Şimdi aradaki fark, saldırganın ne kadar zamanı ve sabrı olduğu. Özellikle daha büyük olanlardan bazıları, ısrarcı olacaklar ve ağda ilerlemeye devam etme isteklerine ve isteklerine sahip olacaklar. Komut dosyası oluşturma, farklı kötü amaçlı yazılım kullanma olasılıkları daha yüksektir ve verileri sızdırabilmek için bu ayrıcalık yükselmesini ararlar. Ağınızda daha uzun süre kalacaklar.
Ancak ortak kusur, isterseniz, saldırganın kimsenin izleyeceğine güvenmemesidir. Bazen saldırganların ağda aylarca kaldığını biliyoruz. Yani ağın şifrelendiği veya verilerin sızdırıldığı noktada sizin için çok geç. Asıl olay haftalar, aylar veya çok uzun zaman önce başladı.
Bunun nedeni, savunmalarımızı öğrenmeleridir: “ayrıcalığı yükseltip, bazı verileri sızdırmaya başlarsam, kimse fark eder mi? Ve fark edildiğimi varsayarsak, herhangi biri zamanında yanıt verebilir mi?” Bu saldırganlar ödevlerini yapmışlar ve bir tür gasp veya talep istedikleri noktada büyük miktarda faaliyette bulunmuşlardır. Daha büyük fidye yazılımı operatörleri için bir yatırım getirisi vardır. Bu yüzden, bunu geri alacaklarını düşündükleri için zaman ve çaba harcamaya isteklidirler.
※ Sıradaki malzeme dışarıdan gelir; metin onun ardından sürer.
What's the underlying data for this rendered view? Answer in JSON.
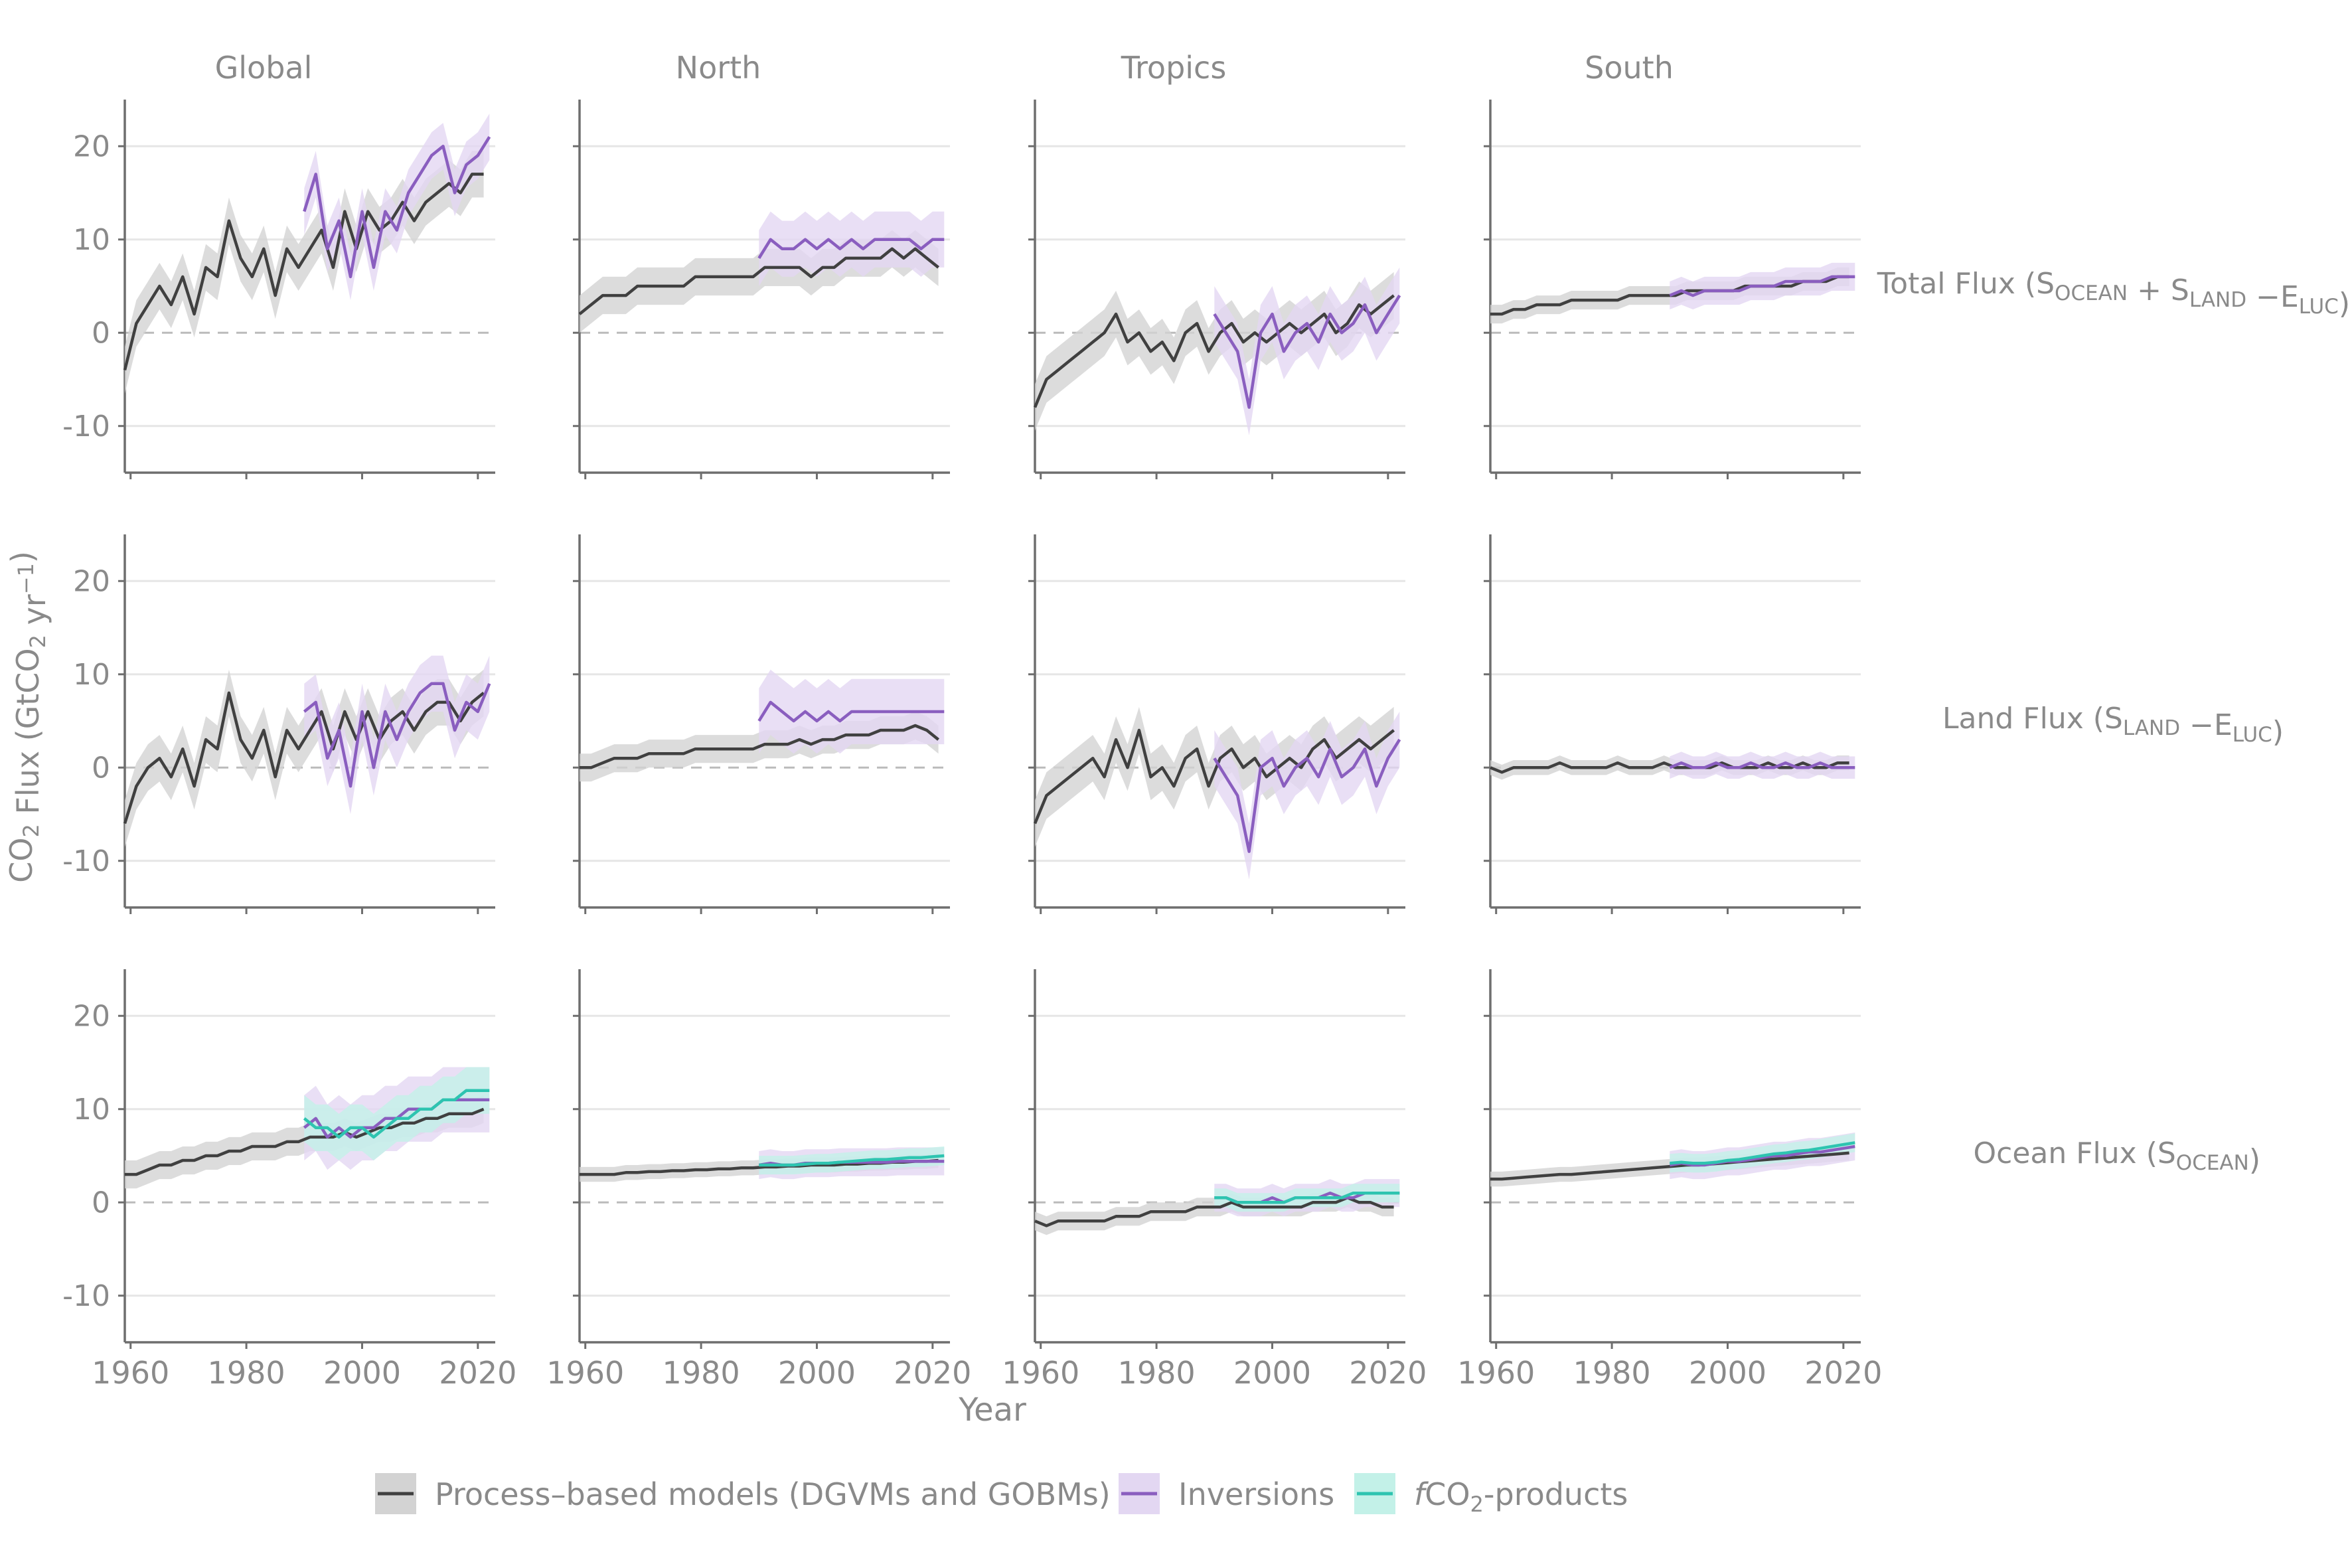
{
  "figure": {
    "column_titles": [
      "Global",
      "North",
      "Tropics",
      "South"
    ],
    "row_labels": [
      {
        "main": "Total Flux (S",
        "sub1": "OCEAN",
        "mid1": " + S",
        "sub2": "LAND",
        "mid2": " −E",
        "sub3": "LUC",
        "end": ")"
      },
      {
        "main": "Land Flux (S",
        "sub1": "LAND",
        "mid1": " −E",
        "sub2": "LUC",
        "end": ")"
      },
      {
        "main": "Ocean Flux (S",
        "sub1": "OCEAN",
        "end": ")"
      }
    ],
    "y_axis_label": {
      "pre": "CO",
      "sub": "2",
      "mid": " Flux (GtCO",
      "sub2": "2",
      "mid2": " yr",
      "sup": "−1",
      "end": ")"
    },
    "x_axis_label": "Year",
    "legend": [
      {
        "key": "process",
        "label": "Process–based models (DGVMs and GOBMs)",
        "color": "#404040",
        "fill": "#d3d3d3"
      },
      {
        "key": "inversions",
        "label": "Inversions",
        "color": "#8a5ebf",
        "fill": "#e3d7f2"
      },
      {
        "key": "fco2",
        "label_italic": "f",
        "label_pre": "CO",
        "label_sub": "2",
        "label_post": "-products",
        "color": "#2ec4b0",
        "fill": "#c3f1e8"
      }
    ]
  },
  "chart_data": {
    "type": "line",
    "layout": "facet-grid 3 rows x 4 columns",
    "x_ticks": [
      1960,
      1980,
      2000,
      2020
    ],
    "y_ticks": [
      20,
      10,
      0,
      -10
    ],
    "y_tick_labels": [
      "20",
      "10",
      "0",
      "-10"
    ],
    "xlim": [
      1959,
      2023
    ],
    "ylim": [
      -15,
      25
    ],
    "zero_line": "dashed",
    "grid": "horizontal major",
    "legend_placement": "bottom",
    "panels": [
      {
        "row": "Total",
        "col": "Global",
        "series": [
          {
            "name": "Process-based models (DGVMs and GOBMs)",
            "x0": 1959,
            "step": 2,
            "band": 2.5,
            "y": [
              -4,
              1,
              3,
              5,
              3,
              6,
              2,
              7,
              6,
              12,
              8,
              6,
              9,
              4,
              9,
              7,
              9,
              11,
              7,
              13,
              9,
              13,
              11,
              12,
              14,
              12,
              14,
              15,
              16,
              15,
              17,
              17
            ]
          },
          {
            "name": "Inversions",
            "x0": 1990,
            "step": 2,
            "band": 2.5,
            "y": [
              13,
              17,
              9,
              12,
              6,
              13,
              7,
              13,
              11,
              15,
              17,
              19,
              20,
              15,
              18,
              19,
              21
            ]
          }
        ]
      },
      {
        "row": "Total",
        "col": "North",
        "series": [
          {
            "name": "Process-based models (DGVMs and GOBMs)",
            "x0": 1959,
            "step": 2,
            "band": 2,
            "y": [
              2,
              3,
              4,
              4,
              4,
              5,
              5,
              5,
              5,
              5,
              6,
              6,
              6,
              6,
              6,
              6,
              7,
              7,
              7,
              7,
              6,
              7,
              7,
              8,
              8,
              8,
              8,
              9,
              8,
              9,
              8,
              7
            ]
          },
          {
            "name": "Inversions",
            "x0": 1990,
            "step": 2,
            "band": 3,
            "y": [
              8,
              10,
              9,
              9,
              10,
              9,
              10,
              9,
              10,
              9,
              10,
              10,
              10,
              10,
              9,
              10,
              10
            ]
          }
        ]
      },
      {
        "row": "Total",
        "col": "Tropics",
        "series": [
          {
            "name": "Process-based models (DGVMs and GOBMs)",
            "x0": 1959,
            "step": 2,
            "band": 2.5,
            "y": [
              -8,
              -5,
              -4,
              -3,
              -2,
              -1,
              0,
              2,
              -1,
              0,
              -2,
              -1,
              -3,
              0,
              1,
              -2,
              0,
              1,
              -1,
              0,
              -1,
              0,
              1,
              0,
              1,
              2,
              0,
              1,
              3,
              2,
              3,
              4
            ]
          },
          {
            "name": "Inversions",
            "x0": 1990,
            "step": 2,
            "band": 3,
            "y": [
              2,
              0,
              -2,
              -8,
              0,
              2,
              -2,
              0,
              1,
              -1,
              2,
              0,
              1,
              3,
              0,
              2,
              4
            ]
          }
        ]
      },
      {
        "row": "Total",
        "col": "South",
        "series": [
          {
            "name": "Process-based models (DGVMs and GOBMs)",
            "x0": 1959,
            "step": 2,
            "band": 1,
            "y": [
              2,
              2,
              2.5,
              2.5,
              3,
              3,
              3,
              3.5,
              3.5,
              3.5,
              3.5,
              3.5,
              4,
              4,
              4,
              4,
              4,
              4.5,
              4.5,
              4.5,
              4.5,
              4.5,
              5,
              5,
              5,
              5,
              5,
              5.5,
              5.5,
              5.5,
              6,
              6
            ]
          },
          {
            "name": "Inversions",
            "x0": 1990,
            "step": 2,
            "band": 1.5,
            "y": [
              4,
              4.5,
              4,
              4.5,
              4.5,
              4.5,
              4.5,
              5,
              5,
              5,
              5.5,
              5.5,
              5.5,
              5.5,
              6,
              6,
              6
            ]
          }
        ]
      },
      {
        "row": "Land",
        "col": "Global",
        "series": [
          {
            "name": "Process-based models (DGVMs and GOBMs)",
            "x0": 1959,
            "step": 2,
            "band": 2.5,
            "y": [
              -6,
              -2,
              0,
              1,
              -1,
              2,
              -2,
              3,
              2,
              8,
              3,
              1,
              4,
              -1,
              4,
              2,
              4,
              6,
              2,
              6,
              3,
              6,
              3,
              5,
              6,
              4,
              6,
              7,
              7,
              5,
              7,
              8
            ]
          },
          {
            "name": "Inversions",
            "x0": 1990,
            "step": 2,
            "band": 3,
            "y": [
              6,
              7,
              1,
              4,
              -2,
              6,
              0,
              6,
              3,
              6,
              8,
              9,
              9,
              4,
              7,
              6,
              9
            ]
          }
        ]
      },
      {
        "row": "Land",
        "col": "North",
        "series": [
          {
            "name": "Process-based models (DGVMs and GOBMs)",
            "x0": 1959,
            "step": 2,
            "band": 1.5,
            "y": [
              0,
              0,
              0.5,
              1,
              1,
              1,
              1.5,
              1.5,
              1.5,
              1.5,
              2,
              2,
              2,
              2,
              2,
              2,
              2.5,
              2.5,
              2.5,
              3,
              2.5,
              3,
              3,
              3.5,
              3.5,
              3.5,
              4,
              4,
              4,
              4.5,
              4,
              3
            ]
          },
          {
            "name": "Inversions",
            "x0": 1990,
            "step": 2,
            "band": 3.5,
            "y": [
              5,
              7,
              6,
              5,
              6,
              5,
              6,
              5,
              6,
              6,
              6,
              6,
              6,
              6,
              6,
              6,
              6
            ]
          }
        ]
      },
      {
        "row": "Land",
        "col": "Tropics",
        "series": [
          {
            "name": "Process-based models (DGVMs and GOBMs)",
            "x0": 1959,
            "step": 2,
            "band": 2.5,
            "y": [
              -6,
              -3,
              -2,
              -1,
              0,
              1,
              -1,
              3,
              0,
              4,
              -1,
              0,
              -2,
              1,
              2,
              -2,
              1,
              2,
              0,
              1,
              -1,
              0,
              1,
              0,
              2,
              3,
              1,
              2,
              3,
              2,
              3,
              4
            ]
          },
          {
            "name": "Inversions",
            "x0": 1990,
            "step": 2,
            "band": 3,
            "y": [
              1,
              -1,
              -3,
              -9,
              0,
              1,
              -2,
              0,
              1,
              -1,
              2,
              -1,
              0,
              2,
              -2,
              1,
              3
            ]
          }
        ]
      },
      {
        "row": "Land",
        "col": "South",
        "series": [
          {
            "name": "Process-based models (DGVMs and GOBMs)",
            "x0": 1959,
            "step": 2,
            "band": 0.8,
            "y": [
              0,
              -0.5,
              0,
              0,
              0,
              0,
              0.5,
              0,
              0,
              0,
              0,
              0.5,
              0,
              0,
              0,
              0.5,
              0,
              0,
              0,
              0,
              0.5,
              0,
              0,
              0,
              0.5,
              0,
              0,
              0.5,
              0,
              0,
              0.5,
              0.5
            ]
          },
          {
            "name": "Inversions",
            "x0": 1990,
            "step": 2,
            "band": 1.2,
            "y": [
              0,
              0.5,
              0,
              0,
              0.5,
              0,
              0,
              0.5,
              0,
              0,
              0.5,
              0,
              0,
              0.5,
              0,
              0,
              0
            ]
          }
        ]
      },
      {
        "row": "Ocean",
        "col": "Global",
        "series": [
          {
            "name": "Process-based models (DGVMs and GOBMs)",
            "x0": 1959,
            "step": 2,
            "band": 1.5,
            "y": [
              3,
              3,
              3.5,
              4,
              4,
              4.5,
              4.5,
              5,
              5,
              5.5,
              5.5,
              6,
              6,
              6,
              6.5,
              6.5,
              7,
              7,
              7,
              7.5,
              7,
              7.5,
              8,
              8,
              8.5,
              8.5,
              9,
              9,
              9.5,
              9.5,
              9.5,
              10
            ]
          },
          {
            "name": "Inversions",
            "x0": 1990,
            "step": 2,
            "band": 3.5,
            "y": [
              8,
              9,
              7,
              8,
              7,
              8,
              8,
              9,
              9,
              10,
              10,
              10,
              11,
              11,
              11,
              11,
              11
            ]
          },
          {
            "name": "fCO2-products",
            "x0": 1990,
            "step": 2,
            "band": 2.5,
            "y": [
              9,
              8,
              8,
              7,
              8,
              8,
              7,
              8,
              9,
              9,
              10,
              10,
              11,
              11,
              12,
              12,
              12
            ]
          }
        ]
      },
      {
        "row": "Ocean",
        "col": "North",
        "series": [
          {
            "name": "Process-based models (DGVMs and GOBMs)",
            "x0": 1959,
            "step": 2,
            "band": 0.8,
            "y": [
              3,
              3,
              3,
              3,
              3.2,
              3.2,
              3.3,
              3.3,
              3.4,
              3.4,
              3.5,
              3.5,
              3.6,
              3.6,
              3.7,
              3.7,
              3.8,
              3.8,
              3.9,
              3.9,
              4,
              4,
              4,
              4.1,
              4.1,
              4.2,
              4.2,
              4.3,
              4.3,
              4.4,
              4.4,
              4.5
            ]
          },
          {
            "name": "Inversions",
            "x0": 1990,
            "step": 2,
            "band": 1.5,
            "y": [
              4,
              4.2,
              4,
              4,
              4.2,
              4.2,
              4.2,
              4.3,
              4.3,
              4.3,
              4.3,
              4.3,
              4.4,
              4.4,
              4.4,
              4.4,
              4.4
            ]
          },
          {
            "name": "fCO2-products",
            "x0": 1990,
            "step": 2,
            "band": 1,
            "y": [
              4,
              4,
              4,
              4,
              4.1,
              4.2,
              4.2,
              4.3,
              4.4,
              4.5,
              4.6,
              4.6,
              4.7,
              4.8,
              4.8,
              4.9,
              5
            ]
          }
        ]
      },
      {
        "row": "Ocean",
        "col": "Tropics",
        "series": [
          {
            "name": "Process-based models (DGVMs and GOBMs)",
            "x0": 1959,
            "step": 2,
            "band": 1,
            "y": [
              -2,
              -2.5,
              -2,
              -2,
              -2,
              -2,
              -2,
              -1.5,
              -1.5,
              -1.5,
              -1,
              -1,
              -1,
              -1,
              -0.5,
              -0.5,
              -0.5,
              0,
              -0.5,
              -0.5,
              -0.5,
              -0.5,
              -0.5,
              -0.5,
              0,
              0,
              0,
              0.5,
              0,
              0,
              -0.5,
              -0.5
            ]
          },
          {
            "name": "Inversions",
            "x0": 1990,
            "step": 2,
            "band": 1.5,
            "y": [
              0.5,
              0.5,
              0,
              0,
              0,
              0.5,
              0,
              0.5,
              0.5,
              0.5,
              1,
              0.5,
              0.5,
              1,
              1,
              1,
              1
            ]
          },
          {
            "name": "fCO2-products",
            "x0": 1990,
            "step": 2,
            "band": 1,
            "y": [
              0.5,
              0.5,
              0,
              0,
              0,
              0,
              0,
              0.5,
              0.5,
              0.5,
              0.5,
              0.5,
              1,
              1,
              1,
              1,
              1
            ]
          }
        ]
      },
      {
        "row": "Ocean",
        "col": "South",
        "series": [
          {
            "name": "Process-based models (DGVMs and GOBMs)",
            "x0": 1959,
            "step": 2,
            "band": 0.8,
            "y": [
              2.5,
              2.5,
              2.6,
              2.7,
              2.8,
              2.9,
              3,
              3,
              3.1,
              3.2,
              3.3,
              3.4,
              3.5,
              3.6,
              3.7,
              3.8,
              3.9,
              4,
              4,
              4.1,
              4.2,
              4.3,
              4.4,
              4.5,
              4.6,
              4.7,
              4.8,
              4.9,
              5,
              5.1,
              5.2,
              5.3
            ]
          },
          {
            "name": "Inversions",
            "x0": 1990,
            "step": 2,
            "band": 1.5,
            "y": [
              4,
              4.2,
              4,
              4,
              4.2,
              4.4,
              4.4,
              4.6,
              4.8,
              5,
              5,
              5.2,
              5.4,
              5.4,
              5.6,
              5.8,
              6
            ]
          },
          {
            "name": "fCO2-products",
            "x0": 1990,
            "step": 2,
            "band": 1,
            "y": [
              4.2,
              4.3,
              4.2,
              4.2,
              4.3,
              4.5,
              4.6,
              4.8,
              5,
              5.2,
              5.3,
              5.5,
              5.6,
              5.8,
              6,
              6.2,
              6.4
            ]
          }
        ]
      }
    ]
  }
}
Harun: ilginç bir şey var Gartner tarafından yazılan makale fidye yazılımlarının nasıl tespit edilip önleneceği hakkında. Saldırıları tespit etmek için en iyi noktanın, bir saldırganın döndürmek için istismarlar veya çalmak için daha değerli varlıklar aradığı yanal hareket aşamasında olduğunu söylüyor.
Bence bu, sahip olduğumuz en temel zorluklardan biri. ne yapacağımızı biliyoruz riski azaltmak phishing — gerçi bu her zaman bir sorun olacak çünkü içinde insan unsuru var. Ancak bu ilk erişimi elde ettiklerinde, bir RDP (Uzak Masaüstü Protokolü) veya sunucu için kimlik bilgileri ya da her ne ise alırlar ve sonra bu yanal hareketi başlatabilirler. Bunu tespit etmek için ne yapıyoruz? Tespit için en büyük fırsat bu gibi görünüyor.
Dinlemek tam röportaj için Sarah’nın fidye yazılımı saldırısını tespit etmenin en iyi yolu hakkındaki düşüncelerini duymak için.
Verilerin güvenliğini sağlamanın ilk adımı, neler olup bittiğini bilmektir. Kullanıcılarınız her yerdeyken ve buluttaki hassas verilere erişmek için kontrol etmediğiniz ağları ve cihazları kullanırken karşı karşıya olduğunuz riskleri görmek zor.
Tahmini ortadan kaldırır hem yönetilmeyen hem de yönetilen uç noktalarda, bulutta ve aradaki her yerde neler olduğuna dair görünürlük kazanarak. Lookout’a bugün başvurun.